This was a daring construction, contrary to normal Roman practice (which favored extra-thick walls) and to basic concepts of engineering. The Renaissance architect Leon Battista Alberti severely criticized the design around the middle of the fifteenth century, when he found the upper walls leaning out of plumb; but by then they were already 1100 years old.
Windows in the outer aisle walls filtered light into the nave, but the principal natural illumination came from the nave clerestory: eleven windows on each side, piercing the wall above the colonnade. Theoretically eleven windows could have been aligned with alternate intercolumniations [with 22 columns, there were 23 intercolumniations], but it is not certain that this was so. If not, fenestration and colonnades followed two slightly different rhythms in the nave. There were also a number of windows in the walls of the transept.
The reconstruction of ceilings and roofs remains uncertain. Two texts from around 400 use the term lacunar, which means coffered ceiling, with reference to the transept (and nave?), but if such a ceiling existed it was forgotten by the later middle ages. The south-north section made around 1608 by Grimaldi shows open timber roofs over the nave and aisles.
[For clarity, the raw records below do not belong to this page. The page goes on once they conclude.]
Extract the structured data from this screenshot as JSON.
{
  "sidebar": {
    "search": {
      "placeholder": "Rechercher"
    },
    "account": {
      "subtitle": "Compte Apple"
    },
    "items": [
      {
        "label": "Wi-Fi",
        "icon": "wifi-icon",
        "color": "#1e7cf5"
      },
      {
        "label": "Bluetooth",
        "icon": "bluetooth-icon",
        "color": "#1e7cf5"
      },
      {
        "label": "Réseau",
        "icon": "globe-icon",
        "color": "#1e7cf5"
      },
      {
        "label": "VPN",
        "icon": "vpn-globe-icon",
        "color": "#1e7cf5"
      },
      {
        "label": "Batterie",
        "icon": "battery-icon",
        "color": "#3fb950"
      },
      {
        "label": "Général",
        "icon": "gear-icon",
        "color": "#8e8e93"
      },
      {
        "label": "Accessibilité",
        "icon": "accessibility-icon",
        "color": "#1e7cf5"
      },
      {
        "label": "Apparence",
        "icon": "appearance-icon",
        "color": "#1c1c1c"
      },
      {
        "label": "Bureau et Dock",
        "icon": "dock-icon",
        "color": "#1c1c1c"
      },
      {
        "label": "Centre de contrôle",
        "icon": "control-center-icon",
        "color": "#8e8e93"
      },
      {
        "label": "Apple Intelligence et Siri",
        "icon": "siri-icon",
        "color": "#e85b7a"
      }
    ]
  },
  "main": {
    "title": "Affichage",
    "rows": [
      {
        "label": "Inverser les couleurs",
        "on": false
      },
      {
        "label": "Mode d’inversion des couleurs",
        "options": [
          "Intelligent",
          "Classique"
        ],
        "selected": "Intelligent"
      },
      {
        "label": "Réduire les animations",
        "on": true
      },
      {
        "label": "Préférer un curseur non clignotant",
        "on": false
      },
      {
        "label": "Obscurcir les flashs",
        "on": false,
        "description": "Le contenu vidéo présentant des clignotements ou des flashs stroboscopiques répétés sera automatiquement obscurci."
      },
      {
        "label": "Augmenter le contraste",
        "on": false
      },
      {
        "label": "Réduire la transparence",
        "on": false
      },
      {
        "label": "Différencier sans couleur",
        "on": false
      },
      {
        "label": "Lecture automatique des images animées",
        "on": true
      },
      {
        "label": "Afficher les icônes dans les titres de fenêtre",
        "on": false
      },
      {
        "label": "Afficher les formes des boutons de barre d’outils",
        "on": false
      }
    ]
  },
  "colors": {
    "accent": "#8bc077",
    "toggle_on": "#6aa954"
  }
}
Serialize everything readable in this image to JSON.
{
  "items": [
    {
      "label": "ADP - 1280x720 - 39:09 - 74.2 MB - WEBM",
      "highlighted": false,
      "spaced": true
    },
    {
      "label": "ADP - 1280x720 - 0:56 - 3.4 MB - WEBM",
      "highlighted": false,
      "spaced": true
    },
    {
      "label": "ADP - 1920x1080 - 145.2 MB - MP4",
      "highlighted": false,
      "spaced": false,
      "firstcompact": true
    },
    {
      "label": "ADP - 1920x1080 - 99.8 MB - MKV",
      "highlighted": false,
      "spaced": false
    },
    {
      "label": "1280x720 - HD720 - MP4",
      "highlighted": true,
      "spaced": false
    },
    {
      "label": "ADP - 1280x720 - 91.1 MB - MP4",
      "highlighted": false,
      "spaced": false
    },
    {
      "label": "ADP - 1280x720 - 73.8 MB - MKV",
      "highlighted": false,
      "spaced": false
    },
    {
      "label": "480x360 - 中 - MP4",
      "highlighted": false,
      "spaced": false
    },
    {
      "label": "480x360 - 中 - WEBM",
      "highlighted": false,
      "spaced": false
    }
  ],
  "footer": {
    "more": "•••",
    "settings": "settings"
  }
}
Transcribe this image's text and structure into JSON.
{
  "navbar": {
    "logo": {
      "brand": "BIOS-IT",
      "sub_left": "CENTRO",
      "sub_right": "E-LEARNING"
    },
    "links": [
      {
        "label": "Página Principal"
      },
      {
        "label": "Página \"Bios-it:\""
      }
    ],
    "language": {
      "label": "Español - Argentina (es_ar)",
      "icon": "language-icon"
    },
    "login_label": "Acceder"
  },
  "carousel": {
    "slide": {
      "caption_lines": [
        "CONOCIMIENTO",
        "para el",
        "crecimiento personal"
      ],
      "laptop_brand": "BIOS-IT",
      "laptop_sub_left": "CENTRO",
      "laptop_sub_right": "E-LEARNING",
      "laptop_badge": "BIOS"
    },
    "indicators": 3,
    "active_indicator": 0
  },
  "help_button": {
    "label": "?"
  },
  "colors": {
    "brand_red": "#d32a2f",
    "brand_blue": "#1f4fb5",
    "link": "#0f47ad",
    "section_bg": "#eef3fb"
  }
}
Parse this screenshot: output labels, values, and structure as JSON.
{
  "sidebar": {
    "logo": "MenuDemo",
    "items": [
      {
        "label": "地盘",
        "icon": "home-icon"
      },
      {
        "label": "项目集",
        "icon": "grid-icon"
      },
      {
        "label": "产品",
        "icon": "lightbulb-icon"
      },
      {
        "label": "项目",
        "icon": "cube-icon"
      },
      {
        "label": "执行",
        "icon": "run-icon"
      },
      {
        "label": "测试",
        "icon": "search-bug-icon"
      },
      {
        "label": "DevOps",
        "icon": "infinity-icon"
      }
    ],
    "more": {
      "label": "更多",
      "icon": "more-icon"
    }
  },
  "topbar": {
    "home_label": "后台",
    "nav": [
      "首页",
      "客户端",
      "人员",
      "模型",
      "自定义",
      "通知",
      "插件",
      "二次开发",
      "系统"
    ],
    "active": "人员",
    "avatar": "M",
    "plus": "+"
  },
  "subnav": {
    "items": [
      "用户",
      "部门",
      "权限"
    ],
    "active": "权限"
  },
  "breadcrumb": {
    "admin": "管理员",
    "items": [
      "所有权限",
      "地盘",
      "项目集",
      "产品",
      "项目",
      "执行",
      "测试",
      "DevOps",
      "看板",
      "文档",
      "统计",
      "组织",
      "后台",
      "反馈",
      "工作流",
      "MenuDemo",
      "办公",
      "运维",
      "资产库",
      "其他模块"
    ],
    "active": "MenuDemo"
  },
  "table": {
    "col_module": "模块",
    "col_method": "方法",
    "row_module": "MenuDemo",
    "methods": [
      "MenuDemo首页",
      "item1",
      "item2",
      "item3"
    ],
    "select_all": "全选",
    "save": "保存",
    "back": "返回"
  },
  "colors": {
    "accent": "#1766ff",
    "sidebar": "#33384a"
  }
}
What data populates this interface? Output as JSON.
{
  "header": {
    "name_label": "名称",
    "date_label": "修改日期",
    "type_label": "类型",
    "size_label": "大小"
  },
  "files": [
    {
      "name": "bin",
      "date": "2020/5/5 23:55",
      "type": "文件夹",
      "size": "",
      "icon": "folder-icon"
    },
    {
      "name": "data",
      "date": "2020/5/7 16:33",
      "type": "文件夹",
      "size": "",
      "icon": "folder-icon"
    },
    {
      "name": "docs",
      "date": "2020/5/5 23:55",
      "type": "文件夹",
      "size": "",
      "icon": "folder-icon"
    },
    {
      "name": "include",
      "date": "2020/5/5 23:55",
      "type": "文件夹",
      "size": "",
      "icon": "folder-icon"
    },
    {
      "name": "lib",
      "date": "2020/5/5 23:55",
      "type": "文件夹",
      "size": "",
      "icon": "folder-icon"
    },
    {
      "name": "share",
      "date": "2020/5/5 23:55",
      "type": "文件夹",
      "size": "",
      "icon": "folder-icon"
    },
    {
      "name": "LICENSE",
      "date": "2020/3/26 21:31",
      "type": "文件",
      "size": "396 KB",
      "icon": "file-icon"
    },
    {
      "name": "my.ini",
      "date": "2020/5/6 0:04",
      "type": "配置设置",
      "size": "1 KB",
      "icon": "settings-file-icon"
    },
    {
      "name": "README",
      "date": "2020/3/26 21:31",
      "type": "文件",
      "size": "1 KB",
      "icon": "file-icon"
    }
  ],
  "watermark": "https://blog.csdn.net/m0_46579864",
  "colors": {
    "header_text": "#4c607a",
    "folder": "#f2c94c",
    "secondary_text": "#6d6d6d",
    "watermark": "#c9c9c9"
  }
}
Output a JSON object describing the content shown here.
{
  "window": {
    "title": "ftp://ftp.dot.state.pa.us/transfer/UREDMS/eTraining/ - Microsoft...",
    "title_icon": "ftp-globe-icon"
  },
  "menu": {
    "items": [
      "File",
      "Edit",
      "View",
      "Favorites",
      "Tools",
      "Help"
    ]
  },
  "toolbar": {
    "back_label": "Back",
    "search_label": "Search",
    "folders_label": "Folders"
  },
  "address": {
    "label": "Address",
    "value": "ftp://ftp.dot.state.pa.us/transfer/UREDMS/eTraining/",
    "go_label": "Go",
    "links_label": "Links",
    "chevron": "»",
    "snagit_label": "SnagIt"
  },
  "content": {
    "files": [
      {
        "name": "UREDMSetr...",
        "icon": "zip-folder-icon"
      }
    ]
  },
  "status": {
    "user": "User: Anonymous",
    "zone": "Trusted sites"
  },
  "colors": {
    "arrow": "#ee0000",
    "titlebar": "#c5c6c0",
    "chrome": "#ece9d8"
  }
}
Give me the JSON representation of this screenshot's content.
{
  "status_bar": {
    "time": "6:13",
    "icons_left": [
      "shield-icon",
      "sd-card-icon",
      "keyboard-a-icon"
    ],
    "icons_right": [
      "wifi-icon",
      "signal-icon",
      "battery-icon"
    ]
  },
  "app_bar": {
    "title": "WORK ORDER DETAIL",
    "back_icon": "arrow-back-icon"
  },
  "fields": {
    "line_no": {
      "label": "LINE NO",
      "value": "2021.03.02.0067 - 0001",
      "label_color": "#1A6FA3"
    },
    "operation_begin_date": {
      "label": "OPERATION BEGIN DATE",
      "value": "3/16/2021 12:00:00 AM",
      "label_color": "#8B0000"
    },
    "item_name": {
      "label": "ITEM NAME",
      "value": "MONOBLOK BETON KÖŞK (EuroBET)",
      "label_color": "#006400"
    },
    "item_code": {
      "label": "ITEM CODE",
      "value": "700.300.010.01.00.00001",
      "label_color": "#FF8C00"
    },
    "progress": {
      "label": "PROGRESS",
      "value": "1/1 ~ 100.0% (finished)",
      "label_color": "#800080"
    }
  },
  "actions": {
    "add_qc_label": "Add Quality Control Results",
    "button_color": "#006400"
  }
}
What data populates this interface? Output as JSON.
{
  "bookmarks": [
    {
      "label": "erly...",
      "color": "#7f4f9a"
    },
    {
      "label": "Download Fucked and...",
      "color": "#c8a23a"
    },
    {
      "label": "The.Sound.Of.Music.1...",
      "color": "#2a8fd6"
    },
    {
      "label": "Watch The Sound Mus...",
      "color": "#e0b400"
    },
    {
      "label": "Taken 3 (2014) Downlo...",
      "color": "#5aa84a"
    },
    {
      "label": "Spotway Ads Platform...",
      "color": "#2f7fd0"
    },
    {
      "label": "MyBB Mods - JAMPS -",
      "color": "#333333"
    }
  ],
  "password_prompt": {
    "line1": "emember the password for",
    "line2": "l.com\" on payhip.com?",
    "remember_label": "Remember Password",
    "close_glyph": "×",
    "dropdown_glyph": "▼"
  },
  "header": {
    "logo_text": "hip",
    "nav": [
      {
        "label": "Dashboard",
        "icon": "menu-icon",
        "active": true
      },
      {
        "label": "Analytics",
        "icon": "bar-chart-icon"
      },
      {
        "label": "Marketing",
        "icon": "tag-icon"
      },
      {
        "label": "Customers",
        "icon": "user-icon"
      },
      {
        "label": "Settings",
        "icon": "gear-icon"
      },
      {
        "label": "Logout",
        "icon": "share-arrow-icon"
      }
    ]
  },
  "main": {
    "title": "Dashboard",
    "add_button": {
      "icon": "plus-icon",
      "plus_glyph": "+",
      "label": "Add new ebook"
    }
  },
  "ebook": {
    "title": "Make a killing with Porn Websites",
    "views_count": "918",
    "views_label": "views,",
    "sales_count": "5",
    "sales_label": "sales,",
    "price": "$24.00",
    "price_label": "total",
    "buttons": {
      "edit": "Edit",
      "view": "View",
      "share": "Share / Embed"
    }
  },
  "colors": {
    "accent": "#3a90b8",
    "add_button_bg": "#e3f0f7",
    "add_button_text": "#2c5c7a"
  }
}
If such a roof was visible originally, its beams would have been gilded. Since the span of the nave was more than 87 ft. (ca. 23.6 m.), those beams there were enormous. Pope Honorius I had to replace 16 of them in the seventh century, and the new beams were gilded as well. The same pope received permission from the emperor to take bronze roof tiles from the Temple of Venus and Rome in the Roman Forum to put on the roof of St. Peter's. Over the aisles, the 17th-century section shows a single continuous roof; if this is accepted as the original arrangement, one has to explain the purpose of the semi-circular openings in the inner aisle walls. For this reason some scholars prefer to reconstruct a stepped profile, with the roof over the outer aisles about 18 ft. lower than the one over the inner aisles, and the openings functioning as windows between them.
The height of the transept also is not known for certain; many scholars believe that it was not as tall as the nave.